Best Player: 3B Michael Chavis

In spring training, Chavis made a commitment to provide structure to his search for the right offensive approach. He began to chronicle the details of every plate appearance in a journal—from how his swing felt to his pitch selection and the sequences he attacked.

The results in his age-21 season were striking. Chavis’ commitment to swinging at pitches he could drive facilitated a breakout season in which the 2014 first-rounder hit .282/.347/.563 with 31 home runs while trimming his strikeout rate from 31 percent last year to 22 percent this year at high Class A Salem and Double-A Portland.

Defensively, Chavis impressed evaluators with his strides at third base. But with future star Rafael Devers potentially anchoring the hot corner for the Red Sox moving forward, Chavis will be introduced to first base in the Arizona Fall League.

Best Pitcher: LHP Jalen Beeks

Prior to the season, most viewed Beeks as a likely future reliever.

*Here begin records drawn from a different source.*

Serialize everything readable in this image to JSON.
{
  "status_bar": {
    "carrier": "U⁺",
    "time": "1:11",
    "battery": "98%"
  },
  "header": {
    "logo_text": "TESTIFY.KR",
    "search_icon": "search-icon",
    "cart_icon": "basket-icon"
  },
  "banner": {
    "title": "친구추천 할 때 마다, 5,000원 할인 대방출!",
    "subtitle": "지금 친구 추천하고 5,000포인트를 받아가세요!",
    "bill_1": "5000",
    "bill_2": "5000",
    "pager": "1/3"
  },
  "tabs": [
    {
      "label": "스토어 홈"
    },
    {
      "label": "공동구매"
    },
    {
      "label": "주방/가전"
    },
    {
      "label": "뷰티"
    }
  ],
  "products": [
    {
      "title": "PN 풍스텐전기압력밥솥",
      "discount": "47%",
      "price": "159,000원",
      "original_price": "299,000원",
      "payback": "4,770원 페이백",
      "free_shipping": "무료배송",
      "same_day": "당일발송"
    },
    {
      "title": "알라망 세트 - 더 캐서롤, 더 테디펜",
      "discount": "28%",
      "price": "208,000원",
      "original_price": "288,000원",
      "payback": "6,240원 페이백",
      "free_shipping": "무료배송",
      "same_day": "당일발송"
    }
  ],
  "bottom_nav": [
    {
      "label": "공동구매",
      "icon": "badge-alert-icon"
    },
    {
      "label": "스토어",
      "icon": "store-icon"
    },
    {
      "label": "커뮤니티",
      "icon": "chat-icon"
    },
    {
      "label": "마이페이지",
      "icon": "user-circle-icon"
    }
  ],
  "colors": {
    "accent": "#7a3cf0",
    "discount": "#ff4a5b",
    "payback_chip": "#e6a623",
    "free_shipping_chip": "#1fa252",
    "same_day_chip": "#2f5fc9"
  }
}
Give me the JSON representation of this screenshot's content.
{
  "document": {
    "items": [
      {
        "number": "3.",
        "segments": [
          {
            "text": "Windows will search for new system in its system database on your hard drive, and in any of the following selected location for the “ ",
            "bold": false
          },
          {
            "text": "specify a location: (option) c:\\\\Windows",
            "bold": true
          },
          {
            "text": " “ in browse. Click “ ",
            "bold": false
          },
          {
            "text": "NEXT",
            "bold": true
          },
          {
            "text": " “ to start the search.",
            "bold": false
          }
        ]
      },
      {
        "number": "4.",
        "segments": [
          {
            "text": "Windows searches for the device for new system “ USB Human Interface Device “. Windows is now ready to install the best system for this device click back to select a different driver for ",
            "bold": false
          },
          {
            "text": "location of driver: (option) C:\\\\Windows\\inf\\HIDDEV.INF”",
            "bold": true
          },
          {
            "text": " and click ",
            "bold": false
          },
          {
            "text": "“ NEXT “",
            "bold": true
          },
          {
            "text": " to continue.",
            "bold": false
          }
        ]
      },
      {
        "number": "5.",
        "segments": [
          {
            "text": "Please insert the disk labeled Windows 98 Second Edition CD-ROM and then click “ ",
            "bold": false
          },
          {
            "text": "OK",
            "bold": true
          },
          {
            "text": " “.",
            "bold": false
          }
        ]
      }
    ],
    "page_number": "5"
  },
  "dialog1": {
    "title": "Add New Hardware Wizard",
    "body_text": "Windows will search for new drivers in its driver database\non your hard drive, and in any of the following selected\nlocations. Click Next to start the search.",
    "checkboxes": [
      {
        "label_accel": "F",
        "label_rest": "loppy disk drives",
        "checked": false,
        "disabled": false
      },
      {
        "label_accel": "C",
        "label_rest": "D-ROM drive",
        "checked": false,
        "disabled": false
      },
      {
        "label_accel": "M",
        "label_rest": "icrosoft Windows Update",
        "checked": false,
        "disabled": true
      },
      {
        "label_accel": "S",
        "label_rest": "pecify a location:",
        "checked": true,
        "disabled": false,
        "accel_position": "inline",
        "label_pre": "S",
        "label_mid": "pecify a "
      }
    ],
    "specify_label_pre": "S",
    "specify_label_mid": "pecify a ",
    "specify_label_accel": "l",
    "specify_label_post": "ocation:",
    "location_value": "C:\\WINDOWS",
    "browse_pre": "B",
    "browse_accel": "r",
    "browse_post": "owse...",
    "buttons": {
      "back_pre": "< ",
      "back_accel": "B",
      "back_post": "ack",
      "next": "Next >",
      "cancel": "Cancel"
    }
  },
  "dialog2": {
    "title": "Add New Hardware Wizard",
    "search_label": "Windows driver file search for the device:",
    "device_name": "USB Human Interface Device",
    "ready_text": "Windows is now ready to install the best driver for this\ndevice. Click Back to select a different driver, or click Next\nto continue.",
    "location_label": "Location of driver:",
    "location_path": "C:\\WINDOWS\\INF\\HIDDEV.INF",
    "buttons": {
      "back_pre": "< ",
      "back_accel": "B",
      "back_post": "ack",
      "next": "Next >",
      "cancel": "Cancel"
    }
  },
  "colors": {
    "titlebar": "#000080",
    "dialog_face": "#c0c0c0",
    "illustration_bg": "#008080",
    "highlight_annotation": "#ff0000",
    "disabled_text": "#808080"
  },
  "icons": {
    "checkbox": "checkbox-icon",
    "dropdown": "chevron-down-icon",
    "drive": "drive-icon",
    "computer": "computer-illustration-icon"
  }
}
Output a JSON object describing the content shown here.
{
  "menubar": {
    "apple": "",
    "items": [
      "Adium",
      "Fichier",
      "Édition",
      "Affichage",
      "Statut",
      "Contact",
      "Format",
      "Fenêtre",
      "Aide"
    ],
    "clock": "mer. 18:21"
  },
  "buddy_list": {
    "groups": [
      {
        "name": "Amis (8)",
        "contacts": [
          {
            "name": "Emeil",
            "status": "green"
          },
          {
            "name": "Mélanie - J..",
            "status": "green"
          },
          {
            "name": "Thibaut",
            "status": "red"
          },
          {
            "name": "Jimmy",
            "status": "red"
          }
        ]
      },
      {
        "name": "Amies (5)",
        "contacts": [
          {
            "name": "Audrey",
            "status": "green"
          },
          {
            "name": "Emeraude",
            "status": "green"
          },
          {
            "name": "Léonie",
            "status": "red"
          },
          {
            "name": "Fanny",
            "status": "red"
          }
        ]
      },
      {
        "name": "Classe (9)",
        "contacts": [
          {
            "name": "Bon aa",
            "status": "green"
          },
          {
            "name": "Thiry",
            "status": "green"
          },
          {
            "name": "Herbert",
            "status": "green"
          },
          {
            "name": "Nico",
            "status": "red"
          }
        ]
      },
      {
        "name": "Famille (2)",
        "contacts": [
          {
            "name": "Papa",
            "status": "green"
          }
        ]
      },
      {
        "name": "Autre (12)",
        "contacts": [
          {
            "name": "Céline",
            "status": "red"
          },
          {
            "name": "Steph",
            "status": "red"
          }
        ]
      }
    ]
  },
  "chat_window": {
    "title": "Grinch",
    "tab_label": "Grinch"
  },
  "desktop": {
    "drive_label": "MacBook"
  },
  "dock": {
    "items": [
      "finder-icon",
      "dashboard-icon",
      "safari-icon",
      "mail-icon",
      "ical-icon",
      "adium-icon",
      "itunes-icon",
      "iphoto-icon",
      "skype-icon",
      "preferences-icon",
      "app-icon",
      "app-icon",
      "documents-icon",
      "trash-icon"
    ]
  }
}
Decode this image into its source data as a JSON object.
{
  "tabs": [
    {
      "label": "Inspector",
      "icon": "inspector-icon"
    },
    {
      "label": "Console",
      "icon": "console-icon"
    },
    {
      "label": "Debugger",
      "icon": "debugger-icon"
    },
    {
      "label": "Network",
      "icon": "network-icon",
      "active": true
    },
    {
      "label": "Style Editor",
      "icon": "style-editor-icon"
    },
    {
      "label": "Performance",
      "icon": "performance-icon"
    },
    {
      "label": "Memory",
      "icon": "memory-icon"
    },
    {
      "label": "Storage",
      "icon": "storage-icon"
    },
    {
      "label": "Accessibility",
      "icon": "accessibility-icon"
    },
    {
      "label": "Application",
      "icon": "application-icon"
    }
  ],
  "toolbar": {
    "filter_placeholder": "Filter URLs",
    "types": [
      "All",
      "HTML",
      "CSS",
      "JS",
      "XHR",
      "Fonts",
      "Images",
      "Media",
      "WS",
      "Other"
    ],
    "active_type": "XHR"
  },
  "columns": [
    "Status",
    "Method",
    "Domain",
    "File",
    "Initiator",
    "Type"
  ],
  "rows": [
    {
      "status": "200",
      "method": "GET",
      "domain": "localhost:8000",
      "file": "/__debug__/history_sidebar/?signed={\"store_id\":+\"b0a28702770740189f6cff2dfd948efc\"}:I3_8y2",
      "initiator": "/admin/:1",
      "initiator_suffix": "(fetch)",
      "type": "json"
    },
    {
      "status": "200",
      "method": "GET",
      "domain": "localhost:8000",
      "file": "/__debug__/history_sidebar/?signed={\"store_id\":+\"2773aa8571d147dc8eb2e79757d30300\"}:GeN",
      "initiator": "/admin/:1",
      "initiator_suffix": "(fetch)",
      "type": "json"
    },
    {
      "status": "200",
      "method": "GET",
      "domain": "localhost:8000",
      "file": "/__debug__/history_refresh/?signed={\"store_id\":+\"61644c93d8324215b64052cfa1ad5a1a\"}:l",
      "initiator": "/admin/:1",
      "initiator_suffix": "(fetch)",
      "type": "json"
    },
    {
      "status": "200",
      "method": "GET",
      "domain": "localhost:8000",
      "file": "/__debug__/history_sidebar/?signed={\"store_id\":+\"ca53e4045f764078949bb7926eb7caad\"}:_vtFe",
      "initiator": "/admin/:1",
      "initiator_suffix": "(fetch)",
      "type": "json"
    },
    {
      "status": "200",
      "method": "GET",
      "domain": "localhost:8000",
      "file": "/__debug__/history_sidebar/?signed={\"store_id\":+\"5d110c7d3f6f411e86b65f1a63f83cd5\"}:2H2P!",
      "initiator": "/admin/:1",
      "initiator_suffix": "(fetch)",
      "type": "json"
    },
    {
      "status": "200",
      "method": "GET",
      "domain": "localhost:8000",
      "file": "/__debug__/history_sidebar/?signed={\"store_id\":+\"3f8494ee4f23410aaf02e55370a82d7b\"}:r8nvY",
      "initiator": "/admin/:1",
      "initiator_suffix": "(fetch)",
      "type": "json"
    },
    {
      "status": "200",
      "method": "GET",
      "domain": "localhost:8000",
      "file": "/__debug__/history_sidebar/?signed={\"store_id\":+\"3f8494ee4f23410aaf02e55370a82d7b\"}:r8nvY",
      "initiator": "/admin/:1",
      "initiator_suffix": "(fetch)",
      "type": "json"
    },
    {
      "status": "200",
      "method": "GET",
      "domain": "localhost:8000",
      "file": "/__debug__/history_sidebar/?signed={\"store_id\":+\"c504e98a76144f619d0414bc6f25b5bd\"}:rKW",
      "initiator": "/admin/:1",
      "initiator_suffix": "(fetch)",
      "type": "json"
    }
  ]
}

But his move to shelve a slider combined with regained feel for a changeup—which had been his best pitch in 2015 but had gone missing in 2016—opened the plate.

Thusly armed for his age-23 season, Beeks attacked opponents with a four-pitch mix (fastball, curve, change, cutter) that proved overpowering in Double-A (2.19 ERA, 10.6 strikeouts per nine innings) and effective enough in Triple-A Pawtucket to position him as a big league depth option who is a lock to be added to the 40-man roster this winter.

“He keeps growing on you,” Portland manager Carlos Febles said.

Keep An Eye On: LHP Darwinzon Hernandez

Hernandez, who signed for just $7,500 in 2013, showed one of the more electrifying pitch mixes in the system in 2017 while posting a 4.01 ERA with a strikeout rate of 10.1 per nine innings. The lefthander mixes a mid- to upper-90s fastball with both a curveball and a slider that, by the end of the year, showed wipeout potential. His changeup also shows solid potential in flashes.

The default assumption about the 20-year-old entering the year was that he had a future as a power reliever. But based on what he showed at low Class A Greenville, the Red Sox will keep him in the rotation to see if he can build on his control gains and stay on a starter’s track.

“He made a ton (of progress) with both breaking balls,” assistant GM Eddie Romero said. “When he harnesses his stuff in the strike zone, he’s really good.”